International Journal of Molecular Sciences ◽

10.3390/ijms21228520 ◽

2020 ◽

Vol 21 (22) ◽

pp. 8520

Author(s):

Ling Qin ◽

Erying Chen ◽

Feifei Li ◽

Xiao Yu ◽

Zhenyu Liu ◽

...

Keyword(s):

Gene Expression ◽

Signal Transduction ◽

Drought Stress ◽

Expression Profiles ◽

Expression Patterns ◽

Foxtail Millet ◽

Gene Expression Profiles ◽

Sugar Metabolism ◽

Setaria Italica ◽

Phenylpropanoid Biosynthesis

Foxtail millet (Setaria italica (L.) P. Beauv) is an important food and forage crop because of its health benefits and adaptation to drought stress; however, reports of transcriptomic analysis of genes responding to re-watering after drought stress in foxtail millet are rare. The present study evaluated physiological parameters, such as proline content, p5cs enzyme activity, anti-oxidation enzyme activities, and investigated gene expression patterns using RNA sequencing of the drought-tolerant foxtail millet variety (Jigu 16) treated with drought stress and rehydration. The results indicated that drought stress-responsive genes were related to many multiple metabolic processes, such as photosynthesis, signal transduction, phenylpropanoid biosynthesis, starch and sucrose metabolism, and osmotic adjustment. Furthermore, the Δ1-pyrroline-5-carboxylate synthetase genes, SiP5CS1 and SiP5CS2, were remarkably upregulated in foxtail millet under drought stress conditions.
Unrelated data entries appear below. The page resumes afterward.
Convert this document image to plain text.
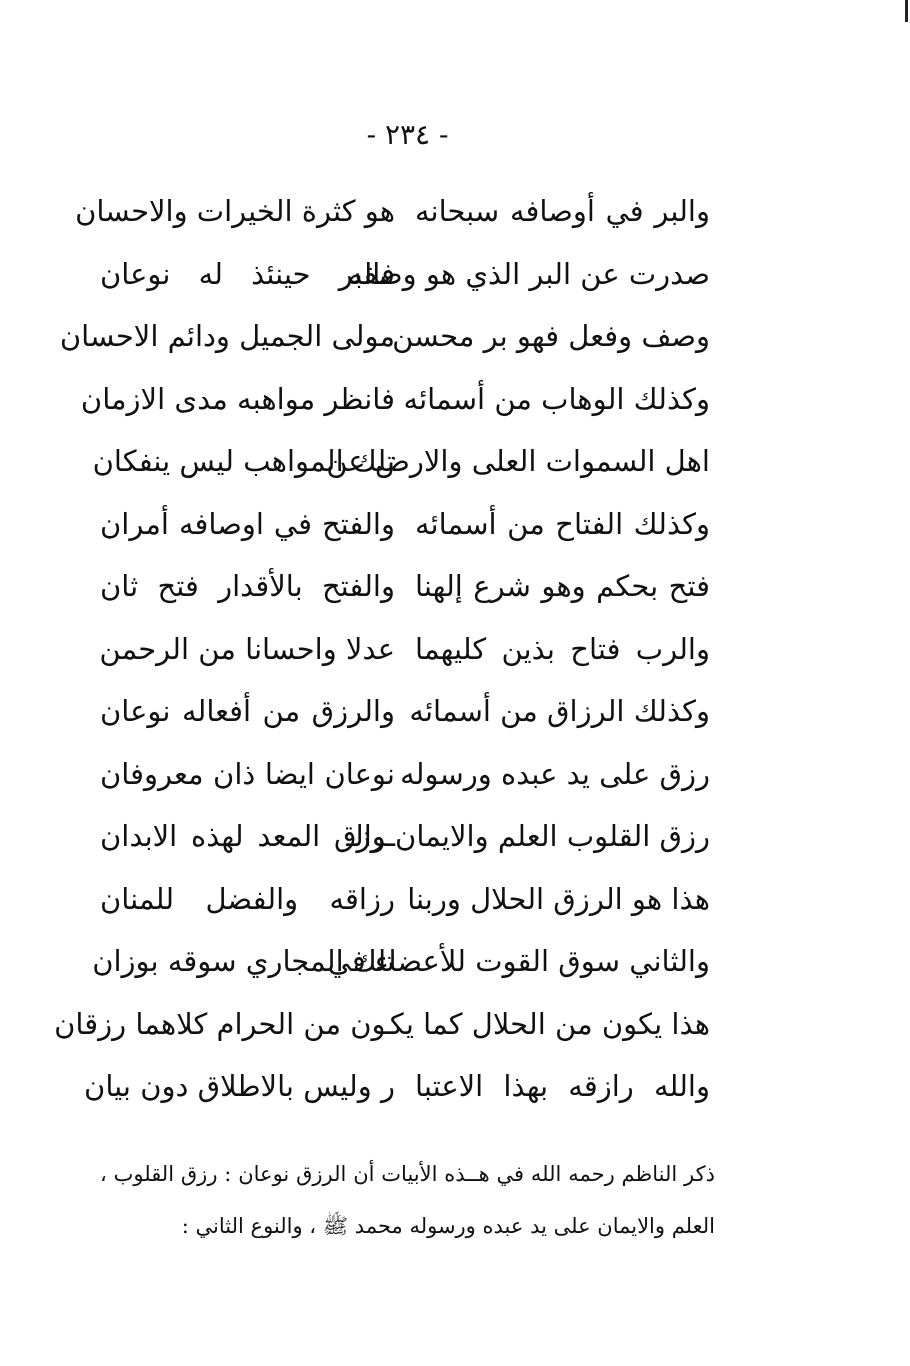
- ٢٣٤ -
والبر في أوصافه سبحانه
هو كثرة الخيرات والاحسان
صدرت عن البر الذي هو وصفه
فالبر حينئذ له نوعان
وصف وفعل فهو بر محسن
مولى الجميل ودائم الاحسان
وكذلك الوهاب من أسمائه
فانظر مواهبه مدى الازمان
اهل السموات العلى والارض عن
تلك المواهب ليس ينفكان
وكذلك الفتاح من أسمائه
والفتح في اوصافه أمران
فتح بحكم وهو شرع إلهنا
والفتح بالأقدار فتح ثان
والرب فتاح بذين كليهما
عدلا واحسانا من الرحمن
وكذلك الرزاق من أسمائه
والرزق من أفعاله نوعان
رزق على يد عبده ورسوله
نوعان ايضا ذان معروفان
رزق القلوب العلم والايمان والـ
ـرزق المعد لهذه الابدان
هذا هو الرزق الحلال وربنا
رزاقه والفضل للمنان
والثاني سوق القوت للأعضاء في
تلك المجاري سوقه بوزان
هذا يكون من الحلال كما يكـ
ـون من الحرام كلاهما رزقان
والله رازقه بهذا الاعتبا
ر وليس بالاطلاق دون بيان
ذكر الناظم رحمه الله في هــذه الأبيات أن الرزق نوعان : رزق القلوب ، العلم والايمان على يد عبده ورسوله محمد ﷺ ، والنوع الثاني :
Foxtail millet can also recover well on rehydration after drought stress through gene regulation. Our data demonstrate that recovery on rehydration primarily involves proline metabolism, sugar metabolism, hormone signal transduction, water transport, and detoxification, plus reversal of the expression direction of most drought-responsive genes. Our results provided a detailed description of the comparative transcriptome response of foxtail millet variety Jigu 16 under drought and rehydration environments. Furthermore, we identify SiP5CS2 as an important gene likely involved in the drought tolerance of foxtail millet.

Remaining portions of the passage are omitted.